How Can Organized Wholesale Electricity Markets Change?
Changes to organized wholesale markets will come in a variety of ways — through incremental changes to market rules, changes to operational practices that accommodate new technologies, or broader changes to how markets are designed.
Incremental changes to market rules and operational practices are key to improving renewables integration and system planning. For example, FERC issued Order 841 in 2018, requiring each RTO to develop new rules that allow storage assets like batteries to participate in wholesale markets. With updated rules to include storage in the markets, these new technologies can provide flexible energy, capacity or ancillary services to support renewable resources and better integrate them into markets. Markets have already begun to adjust their forecasting procedures and tools to better understand the availability of wind and solar resources. Using different models and assumptions to generate forecasts that better account for uncertainty have improved the ability of markets to incorporate variable wind resources.
While incremental changes are critical, they may not solve all the issues facing markets — especially as more renewable energy enters the grid and the electricity industry more steeply reduces CO2 emissions. There has been no expert consensus to date on the future of wholesale market design, but experts broadly agree that change is needed to better incentivize investment that will optimize the resources on the grid. Markets could evolve to value services differently and provide new revenue streams to generators. Other potential changes could address resource bidding practices, resource planning by states or utilities alongside markets, and approaches that enable compensation of generators, such as auctions outside of markets.

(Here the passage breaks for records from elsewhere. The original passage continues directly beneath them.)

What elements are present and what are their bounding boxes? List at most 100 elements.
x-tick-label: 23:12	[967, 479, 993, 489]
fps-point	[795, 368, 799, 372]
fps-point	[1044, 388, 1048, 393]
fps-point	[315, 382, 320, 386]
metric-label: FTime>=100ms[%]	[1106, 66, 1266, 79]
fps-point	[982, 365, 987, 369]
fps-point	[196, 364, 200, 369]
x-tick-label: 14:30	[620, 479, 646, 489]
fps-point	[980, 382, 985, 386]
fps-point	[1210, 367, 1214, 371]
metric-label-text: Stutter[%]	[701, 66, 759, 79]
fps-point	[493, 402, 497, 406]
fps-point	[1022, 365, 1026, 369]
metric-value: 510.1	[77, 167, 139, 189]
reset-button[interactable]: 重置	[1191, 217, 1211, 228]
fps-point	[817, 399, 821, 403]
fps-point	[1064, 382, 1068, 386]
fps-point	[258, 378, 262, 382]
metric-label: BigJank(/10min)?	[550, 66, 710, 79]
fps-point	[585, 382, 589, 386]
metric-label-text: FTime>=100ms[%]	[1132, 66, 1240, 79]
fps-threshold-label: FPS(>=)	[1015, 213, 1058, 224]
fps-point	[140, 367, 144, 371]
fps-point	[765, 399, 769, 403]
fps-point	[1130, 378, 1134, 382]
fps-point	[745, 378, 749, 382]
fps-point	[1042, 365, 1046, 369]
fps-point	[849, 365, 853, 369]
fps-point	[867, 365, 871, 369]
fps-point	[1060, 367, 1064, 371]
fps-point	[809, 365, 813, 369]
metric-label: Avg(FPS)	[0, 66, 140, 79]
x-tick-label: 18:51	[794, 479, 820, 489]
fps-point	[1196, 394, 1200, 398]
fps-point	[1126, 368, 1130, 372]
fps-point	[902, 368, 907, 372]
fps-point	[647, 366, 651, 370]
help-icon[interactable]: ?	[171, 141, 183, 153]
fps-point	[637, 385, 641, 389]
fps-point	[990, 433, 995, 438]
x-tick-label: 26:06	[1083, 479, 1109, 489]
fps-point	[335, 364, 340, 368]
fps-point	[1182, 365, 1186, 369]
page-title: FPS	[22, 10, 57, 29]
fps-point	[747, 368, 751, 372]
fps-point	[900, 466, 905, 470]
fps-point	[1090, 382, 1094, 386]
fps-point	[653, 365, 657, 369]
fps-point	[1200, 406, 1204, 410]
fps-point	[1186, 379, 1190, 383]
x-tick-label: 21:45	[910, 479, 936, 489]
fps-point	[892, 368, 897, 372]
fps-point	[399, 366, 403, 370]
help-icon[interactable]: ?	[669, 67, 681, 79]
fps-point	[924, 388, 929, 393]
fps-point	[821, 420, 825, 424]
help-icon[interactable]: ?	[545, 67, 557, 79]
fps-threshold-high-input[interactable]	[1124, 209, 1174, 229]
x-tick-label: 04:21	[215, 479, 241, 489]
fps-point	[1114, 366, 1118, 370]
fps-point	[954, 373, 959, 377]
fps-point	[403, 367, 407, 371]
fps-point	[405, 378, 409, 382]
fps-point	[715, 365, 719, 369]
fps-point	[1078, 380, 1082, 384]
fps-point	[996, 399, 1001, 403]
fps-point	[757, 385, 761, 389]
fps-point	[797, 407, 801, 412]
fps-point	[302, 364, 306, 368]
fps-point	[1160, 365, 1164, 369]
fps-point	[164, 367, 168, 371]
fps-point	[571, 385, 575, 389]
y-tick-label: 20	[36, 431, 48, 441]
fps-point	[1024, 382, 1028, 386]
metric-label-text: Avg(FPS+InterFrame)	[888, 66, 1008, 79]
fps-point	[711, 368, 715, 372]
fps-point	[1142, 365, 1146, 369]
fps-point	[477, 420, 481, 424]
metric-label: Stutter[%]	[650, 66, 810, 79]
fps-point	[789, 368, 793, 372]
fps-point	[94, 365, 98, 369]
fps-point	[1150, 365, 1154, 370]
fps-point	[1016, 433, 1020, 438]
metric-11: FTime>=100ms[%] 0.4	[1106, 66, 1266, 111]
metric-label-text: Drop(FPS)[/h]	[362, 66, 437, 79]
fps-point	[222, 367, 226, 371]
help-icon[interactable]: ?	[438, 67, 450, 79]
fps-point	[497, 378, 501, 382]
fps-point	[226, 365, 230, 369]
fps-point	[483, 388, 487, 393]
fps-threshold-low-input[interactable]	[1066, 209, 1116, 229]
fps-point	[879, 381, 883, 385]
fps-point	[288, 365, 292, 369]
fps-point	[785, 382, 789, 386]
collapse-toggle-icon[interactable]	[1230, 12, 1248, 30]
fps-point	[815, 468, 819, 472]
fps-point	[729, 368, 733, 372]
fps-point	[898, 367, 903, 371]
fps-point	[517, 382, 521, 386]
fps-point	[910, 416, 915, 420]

As markets evolve, another important consideration will be the effectiveness of RTO governance, including stakeholder processes which allow large customers, generators, states, cities and other energy producers and users to advise or direct the RTO on specific rule issues. Recognizing wholesale markets as a critical link in the U.S. electricity system, WRI and other stakeholders continue to examine how these markets can align with the clean energy goals of the country, states, cities and consumers.